Speaking here at the opening of the FIFA Caribbean Development Office, the Canadian told reporters that the 41 member organisations which constituted the continental governing body, had managed to make progress by prioritizing football.
“The truth be told that (corruption scandal) was a long time ago and in football two years is a long time and at the end of the day, it really wasn’t up to FIFA to bring respectability back to region, it was up to the region to bring respectability back to the region,” said Montagliani.
“And I think we have done that through CONCACAF and through our member associations, and if you’ve seen the work that is being done by the 41-member associations in CONCACAF, starting with your own president (Randy Harris) here in Barbados, he has been putting football first.”
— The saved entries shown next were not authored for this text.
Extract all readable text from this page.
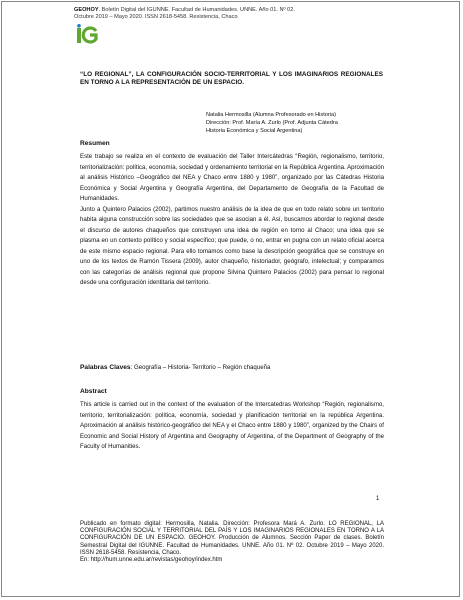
GEOHOY. Boletín Digital del IGUNNE. Facultad de Humanidades. UNNE. Año 01. Nº 02.
Octubre 2019 – Mayo 2020. ISSN 2618-5458. Resistencia, Chaco
“LO REGIONAL”, LA CONFIGURACIÓN SOCIO-TERRITORIAL Y LOS IMAGINARIOS REGIONALES EN TORNO A LA REPRESENTACIÓN DE UN ESPACIO.
Natalia Hermosilla (Alumna Profesorado en Historia)
Dirección: Prof. María A. Zurlo (Prof. Adjunta Cátedra
Historia Económica y Social Argentina)
Resumen

Este trabajo se realiza en el contexto de evaluación del Taller Intercátedras “Región, regionalismo, territorio, territorialización: política, economía, sociedad y ordenamiento territorial en la República Argentina. Aproximación al análisis Histórico –Geográfico del NEA y Chaco entre 1880 y 1980”, organizado por las Cátedras Historia Económica y Social Argentina y Geografía Argentina, del Departamento de Geografía de la Facultad de Humanidades.

Junto a Quintero Palacios (2002), partimos nuestro análisis de la idea de que en todo relato sobre un territorio habita alguna construcción sobre las sociedades que se asocian a él. Así, buscamos abordar lo regional desde el discurso de autores chaqueños que construyen una idea de región en torno al Chaco; una idea que se plasma en un contexto político y social específico; que puede, o no, entrar en pugna con un relato oficial acerca de este mismo espacio regional. Para ello tomamos como base la descripción geográfica que se construye en uno de los textos de Ramón Tissera (2009), autor chaqueño, historiador, geógrafo, intelectual; y comparamos con las categorías de análisis regional que propone Silvina Quintero Palacios (2002) para pensar lo regional desde una configuración identitaria del territorio.

Palabras Claves: Geografía – Historia- Territorio – Región chaqueña
Abstract

This article is carried out in the context of the evaluation of the Intercatedras Workshop “Región, regionalismo, territorio, territorialización: política, economía, sociedad y planificación territorial en la república Argentina. Aproximación al análisis histórico-geográfico del NEA y el Chaco entre 1880 y 1980”, organized by the Chairs of Economic and Social History of Argentina and Geography of Argentina, of the Department of Geography of the Faculty of Humanities.

1
Publicado en formato digital: Hermosilla, Natalia. Dirección: Profesora Mará A. Zurlo. LO REGIONAL, LA CONFIGURACIÓN SOCIAL Y TERRITORIAL DEL PAÍS Y LOS IMAGINARIOS REGIONALES EN TORNO A LA CONFIGURACIÓN DE UN ESPACIO. GEOHOY. Producción de Alumnos. Sección Paper de clases. Boletín Semestral Digital del IGUNNE. Facultad de Humanidades. UNNE. Año 01. Nº 02. Octubre 2019 – Mayo 2020. ISSN 2618-5458. Resistencia, Chaco.
En: http://hum.unne.edu.ar/revistas/geohoy/index.htm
Montagliani was elected president of CONCACAF – the governing body for football in North, Central America and the Caribbean – a year following the explosive corruption scandal which led to the toppling of the previous head of the confederation Jeffrey Webb.
In 2015, the charismatic Cayman Islander, also a FIFA vice-president, was among several former and then current football officials indicted by the United States Department of Justice on racketeering, wire fraud and money laundering conspiracies.
Webb subsequently pleaded guilty to racketeering conspiracy, three counts of wire fraud conspiracy and three counts of money laundering conspiracy, and is currently awaiting sentencing.
That followed the infamous cash-for-votes scandal of 2011 which also led to the resignation of then FIFA strongman and CONCACAF president Jack Warner, and the election of Webb.
FIFA general secretary, Fatma Samoura, said transparency and accountability were now the focal points of global football administration, especially under FIFA’s ambitious new roadmap, FIFA 2.0.
“We have learnt lessons from the past and as part of the FIFA region 2.0, we are very serious when it comes to accounting for every single cent that is spent under the forward programme,” Samoura said.
“As a matter of fact, we have expanded to the 211 member associations, the center review. Before the new leadership of FIFA, there was hardly 40 per cent of the member associations that were browsing systematically through a center review.
“Today a hundred per cent of the member associations receive on a yearly basis, a report from the audit, giving information on how the money is used.”
She added: “Our compliance division, which is also something new in FIFA to enhance the compliance law list reaching our entire region and the Caribbean region, is not an exception.
“Capacity building is also something that we have built within the FIFA forward programme and every single member association has the responsibility to acquire specific training to improve accountability within the administration but also transparency as far as the use of funding is concerned.”
Under Montagliani’s One CONCACAF Vision, the confederation has sought to strengthen its structures, and he pointed out that all initiatives were now geared towards uniting the bloc of nations.
“No longer do we work in silos (isolation) of the Caribbean, in silos with Central America, in silos with North America,” Montagliani stressed.
“It is one region and the combination of that philosophy was the launch of our Nations League which starts in September, where everybody will be competing against everybody and at the end of the day, that’s what football is all about.
“Football is about the ability to unite cultures and unite people, it is not just about a region in itself and the region will compete amongst each other and we will compete internationally.”